Staatssysteem ingebed in de bredere politieke en sociale systemen

Het moderne staatssysteem is gevisualiseerd als een politieke entiteit - een collectiviteit van mensen met min of meer gemeenschappelijke belangen. Het wordt meestal gevormd uit zijn ontwaakte deel van de bevolking met sociaal-culturele cohesie die inspeelt op de behoeften op korte en lange termijn.

Analytisch gezien wordt het gedekt door het politieke systeem dat zelf wordt begrepen door het grotere sociale systeem. Het hedendaagse staatssysteem bestaat uit veel dingen die we als constituenten, variabelen, elementen, krachten, attributen en dergelijke noemen. Allemaal kunnen ze worden onderverdeeld in drie categorieën - A, B en C, die respectievelijk worden beschreven als essentiële, begeleidende en tussenliggende bestanddelen (zie diagram 2).

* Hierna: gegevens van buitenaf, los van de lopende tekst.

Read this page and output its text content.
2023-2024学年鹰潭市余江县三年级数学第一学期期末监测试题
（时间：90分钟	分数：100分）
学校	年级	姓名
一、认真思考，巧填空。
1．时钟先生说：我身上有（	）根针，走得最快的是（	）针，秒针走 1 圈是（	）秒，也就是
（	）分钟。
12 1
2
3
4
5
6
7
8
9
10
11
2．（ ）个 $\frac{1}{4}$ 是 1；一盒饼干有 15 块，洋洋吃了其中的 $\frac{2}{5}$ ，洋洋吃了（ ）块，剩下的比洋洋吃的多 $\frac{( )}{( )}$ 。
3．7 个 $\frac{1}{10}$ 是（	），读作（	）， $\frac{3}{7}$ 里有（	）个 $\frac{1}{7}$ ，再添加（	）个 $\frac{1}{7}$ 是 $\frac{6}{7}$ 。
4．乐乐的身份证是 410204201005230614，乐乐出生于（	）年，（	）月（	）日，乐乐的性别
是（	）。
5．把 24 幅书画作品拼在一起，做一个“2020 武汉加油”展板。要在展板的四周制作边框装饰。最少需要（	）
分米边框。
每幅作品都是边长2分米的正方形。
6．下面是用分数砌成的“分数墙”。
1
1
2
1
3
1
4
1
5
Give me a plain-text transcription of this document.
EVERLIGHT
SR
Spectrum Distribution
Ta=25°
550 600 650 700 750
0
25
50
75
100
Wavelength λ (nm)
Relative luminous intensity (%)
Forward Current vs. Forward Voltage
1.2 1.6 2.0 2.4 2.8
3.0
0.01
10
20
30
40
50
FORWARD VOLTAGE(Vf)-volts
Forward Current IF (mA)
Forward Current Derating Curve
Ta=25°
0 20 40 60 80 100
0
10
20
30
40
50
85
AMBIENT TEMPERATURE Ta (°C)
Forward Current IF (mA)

Ze kunnen worden vermeld zoals hieronder:

(A) Essentiële bestanddelen:

1. Begrip staat als een entiteit gemaakt van gezond verstand moraliteit, menselijkheid en politieke idealen met een wil of wens om ze af te dwingen;

2. Leiderschap op basis van politieke partijen en het verkiezingsproces;

3. Mensen (individueel, groepen en klassen) met gelaagdheid en samenhang met enig gevoel van vrijheid;

4. Grondgebied met natuurlijke hulpbronnen;

5. Politieke organisatie en overheidsstructuren - niveaus, afdelingen en autonomie; en

6. Force - militair, politie en populair, wapens en vaardigheden om ze te gebruiken, en

(B) Begeleidende bestanddelen:

7. Politiek bewustzijn van individuen en groepen;

8. Waarden, doelen en ideologie;

9. Juridische suprematie, autonomie en erkenning;

10. Nationalisme en nationaliteiten;

11. Economie, economische middelen en industrialisatie - planning en privatisering;

12. Massamedia en communicatiesysteem;

13. Educatie- en socialisatieprocessen;

14. Wet en Orde, legitimiteit en eerbied;

15. Wetenschap en technologie; en

16. Administratie en beheer

(C) Inwerkende bestanddelen:

17. Prestaties en feedback;

18. Vrienden en bondgenoten;

19. Crisissituaties - noodsituaties en calamiteiten;

20. Wereldwijde en andere grotere systemen;

21. Maatschappelijke structuren - kaste, kleur en etniciteit;

22. Georganiseerde religies;

23. Legaten uit het verleden; en

24. Tegenkrachten - van regio, taal, terrorisme, geldmacht, maffia etc.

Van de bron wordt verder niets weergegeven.